Wage-Price Developments Could Trigger Autumn ECB Hikes, Vasle Says

16 June 2023

By Xavier D’Arcy – FRANKFURT (Econostream) – Wage and price growth could trigger further European Central Bank tightening, ECB Governing Council member Boštjan Vasle said on Friday.

In an interview with Slovenian radio station Prvi, Vasle, who heads the Bank of Slovenia, said that, like the majority of his colleagues, he expected another 25bp hike at the next meeting of the ECB’s Governing Council.

‘What happens in the autumn, however, depends on several factors […] if inflation turns out to be more persistent than it appears to be at present, if other market players react by contributing to further price rises - and here I am thinking in particular of those who set individual prices, but also of the prevailing wage situation at the time - in this case further action will be needed’, he said.
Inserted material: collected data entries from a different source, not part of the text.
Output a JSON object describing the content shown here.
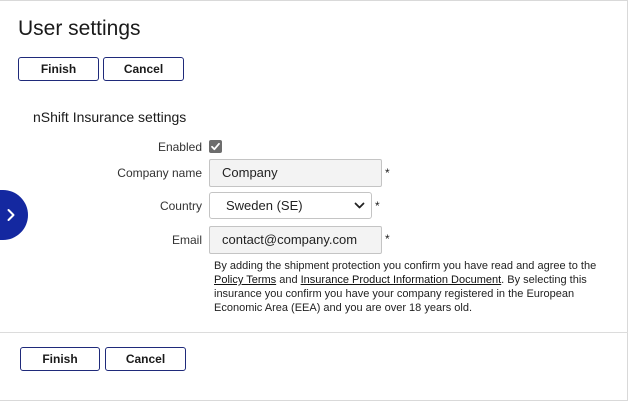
{
  "page": {
    "title": "User settings"
  },
  "toolbar": {
    "finish_label": "Finish",
    "cancel_label": "Cancel"
  },
  "section": {
    "title": "nShift Insurance settings",
    "fields": {
      "enabled": {
        "label": "Enabled",
        "checked": true
      },
      "company": {
        "label": "Company name",
        "value": "Company",
        "required": "*"
      },
      "country": {
        "label": "Country",
        "value": "Sweden (SE)",
        "required": "*"
      },
      "email": {
        "label": "Email",
        "value": "contact@company.com",
        "required": "*"
      }
    },
    "disclaimer": {
      "text_1": "By adding the shipment protection you confirm you have read and agree to the ",
      "link_policy": "Policy Terms",
      "text_2": " and ",
      "link_ipid": "Insurance Product Information Document",
      "text_3": ". By selecting this insurance you confirm you have your company registered in the European Economic Area (EEA) and you are over 18 years old."
    }
  },
  "footer": {
    "finish_label": "Finish",
    "cancel_label": "Cancel"
  },
  "icons": {
    "side_tab": "chevron-right-icon",
    "select": "chevron-down-icon",
    "checkbox": "check-icon"
  },
  "colors": {
    "accent": "#1428a0",
    "button_border": "#1f2a7a"
  }
}
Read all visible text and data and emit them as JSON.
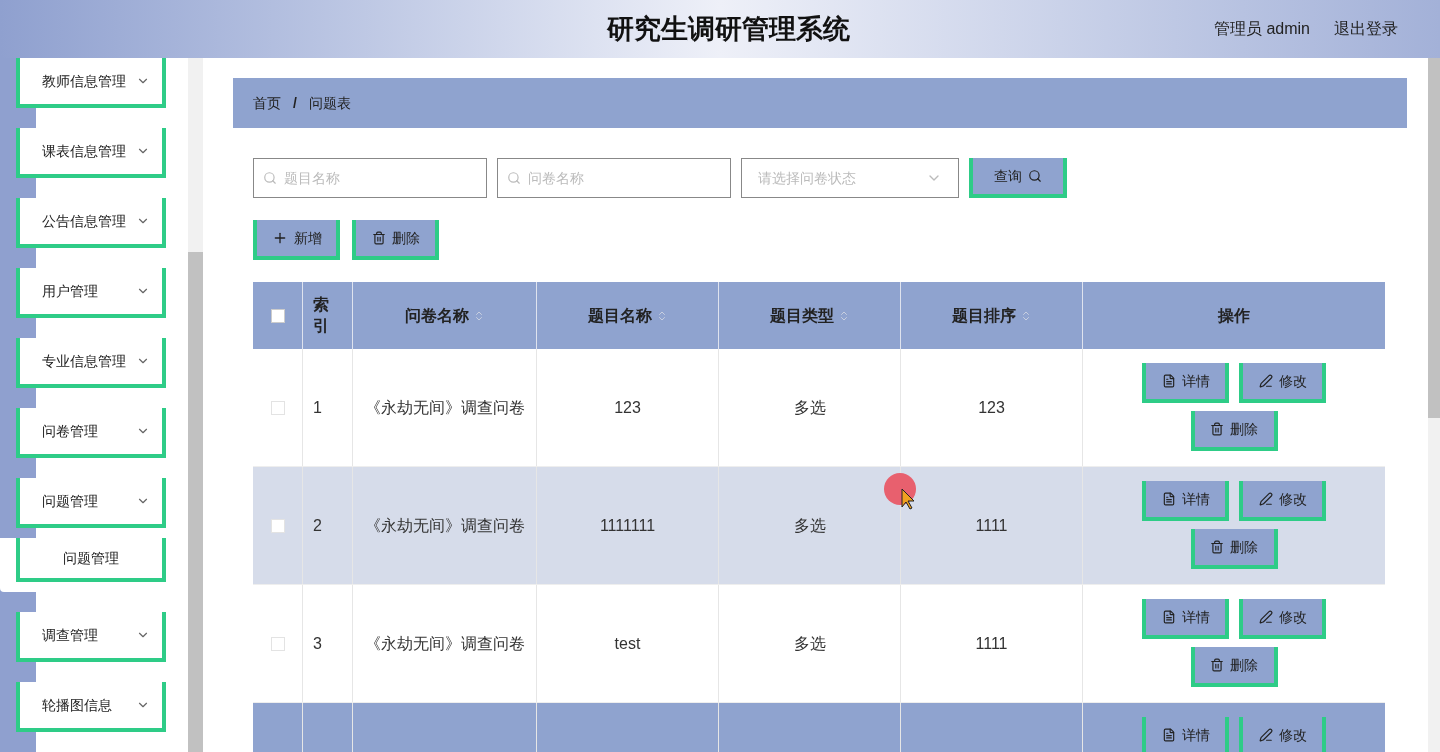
{
  "header": {
    "title": "研究生调研管理系统",
    "user": "管理员 admin",
    "logout": "退出登录"
  },
  "sidebar": {
    "items": [
      {
        "label": "教师信息管理"
      },
      {
        "label": "课表信息管理"
      },
      {
        "label": "公告信息管理"
      },
      {
        "label": "用户管理"
      },
      {
        "label": "专业信息管理"
      },
      {
        "label": "问卷管理"
      },
      {
        "label": "问题管理",
        "children": [
          {
            "label": "问题管理"
          }
        ]
      },
      {
        "label": "调查管理"
      },
      {
        "label": "轮播图信息"
      }
    ]
  },
  "breadcrumb": {
    "items": [
      "首页",
      "问题表"
    ],
    "separator": "/"
  },
  "filters": {
    "fields": [
      {
        "kind": "search",
        "placeholder": "题目名称"
      },
      {
        "kind": "search",
        "placeholder": "问卷名称"
      },
      {
        "kind": "select",
        "placeholder": "请选择问卷状态"
      }
    ],
    "query": "查询"
  },
  "toolbar": [
    {
      "kind": "add",
      "label": "新增"
    },
    {
      "kind": "delete",
      "label": "删除"
    }
  ],
  "table": {
    "header_checked": false,
    "columns": [
      {
        "label": "索引",
        "sortable": false
      },
      {
        "label": "问卷名称",
        "sortable": true
      },
      {
        "label": "题目名称",
        "sortable": true
      },
      {
        "label": "题目类型",
        "sortable": true
      },
      {
        "label": "题目排序",
        "sortable": true
      },
      {
        "label": "操作",
        "sortable": false
      }
    ],
    "rows": [
      {
        "kind": "plain",
        "checked": false,
        "cells": [
          "1",
          "《永劫无间》调查问卷",
          "123",
          "多选",
          "123"
        ],
        "actions": [
          {
            "kind": "detail",
            "label": "详情"
          },
          {
            "kind": "edit",
            "label": "修改"
          },
          {
            "kind": "delete",
            "label": "删除"
          }
        ]
      },
      {
        "kind": "hover",
        "checked": false,
        "cells": [
          "2",
          "《永劫无间》调查问卷",
          "1111111",
          "多选",
          "1111"
        ],
        "actions": [
          {
            "kind": "detail",
            "label": "详情"
          },
          {
            "kind": "edit",
            "label": "修改"
          },
          {
            "kind": "delete",
            "label": "删除"
          }
        ]
      },
      {
        "kind": "plain",
        "checked": false,
        "cells": [
          "3",
          "《永劫无间》调查问卷",
          "test",
          "多选",
          "1111"
        ],
        "actions": [
          {
            "kind": "detail",
            "label": "详情"
          },
          {
            "kind": "edit",
            "label": "修改"
          },
          {
            "kind": "delete",
            "label": "删除"
          }
        ]
      },
      {
        "kind": "stripe",
        "cells": [],
        "actions": [
          {
            "kind": "detail",
            "label": "详情"
          },
          {
            "kind": "edit",
            "label": "修改"
          }
        ]
      }
    ]
  }
}
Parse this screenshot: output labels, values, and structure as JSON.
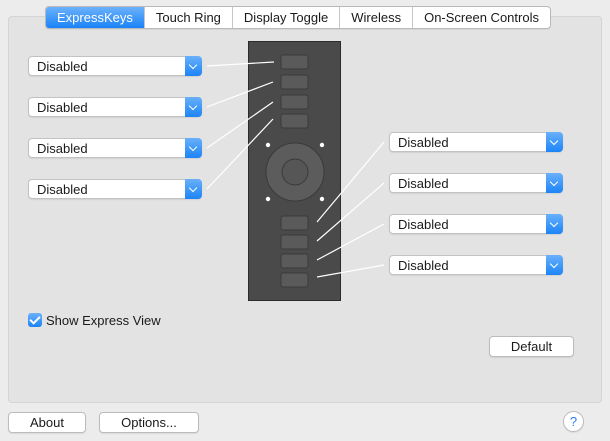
{
  "tabs": [
    {
      "label": "ExpressKeys",
      "active": true
    },
    {
      "label": "Touch Ring",
      "active": false
    },
    {
      "label": "Display Toggle",
      "active": false
    },
    {
      "label": "Wireless",
      "active": false
    },
    {
      "label": "On-Screen Controls",
      "active": false
    }
  ],
  "left_keys": [
    {
      "value": "Disabled"
    },
    {
      "value": "Disabled"
    },
    {
      "value": "Disabled"
    },
    {
      "value": "Disabled"
    }
  ],
  "right_keys": [
    {
      "value": "Disabled"
    },
    {
      "value": "Disabled"
    },
    {
      "value": "Disabled"
    },
    {
      "value": "Disabled"
    }
  ],
  "show_express_view": {
    "label": "Show Express View",
    "checked": true
  },
  "buttons": {
    "default": "Default",
    "about": "About",
    "options": "Options...",
    "help": "?"
  },
  "colors": {
    "accent": "#1a83f8",
    "tablet": "#4a4a4a",
    "tablet_key": "#5b5b5b"
  },
  "icons": {
    "dropdown": "chevron-down-icon",
    "check": "checkmark-icon"
  }
}
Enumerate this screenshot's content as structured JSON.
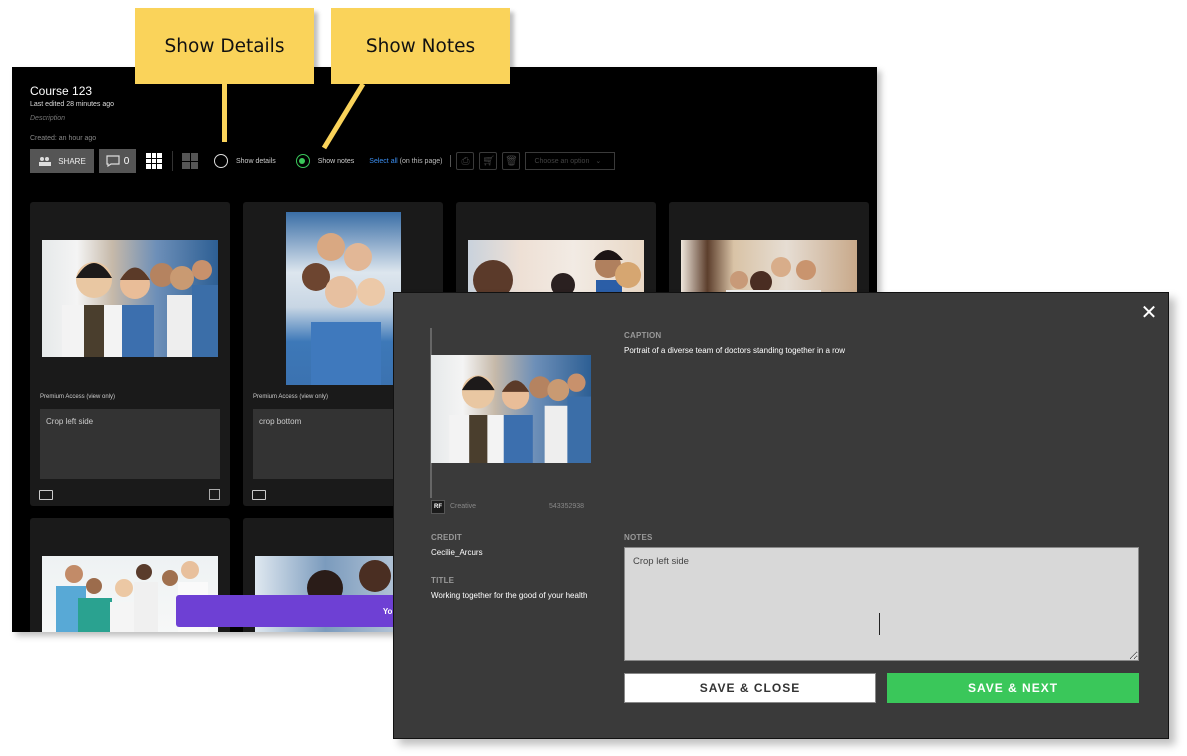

In his opinion, it was ‘appropriate to continue the gradual tightening of monetary policy.’ He added that ‘the prevailing expectation, including my own, is that another rate hike will be necessary before the summer recess, probably at the same pace as before.’

The outlook for the autumn depended on ‘how effectively our rate rises so far will feed through to the economy as a whole', he said. 'If we see that these interest rates are being passed on to lending, that lending growth is moderating as a result, that inflation is beginning to moderate as well, then further interest rate increases will not be necessary.’

The updated ECB staff projections played a role in yesterday’s decision, he said. The ‘two key reasons why we raised interest rates again yesterday’ were ‘that inflation trends are still unfavourable at the moment, and […] that the new forecasts we discussed at yesterday's meeting also show that such inflation trends will continue in the coming quarters, and partly even next year.’

‘The key idea behind the tightening of monetary policy conditions is to stabilise aggregate demand, to stabilise the situation both in terms of growth in economic activity and in terms of wage and inflation developments’, he said. ‘This will contribute to a moderation first of demand and ultimately of inflation.’

External factors caused currently high inflation, he said, ‘but more recently the focus has shifted towards factors that stem from our own economies, that is to say, domestic factors. We are talking about strong demand, including for services, fiscal policies, wage policies.’

Wages were a key upside risk to inflation, in his opinion. ‘It is understandable that wages are adjusting to the current situation, but excessive wage growth, the incorporation of possible new inflationary increases into current wages, can only worsen the situation and further contribute to keeping inflation higher for a longer period of time’, he said.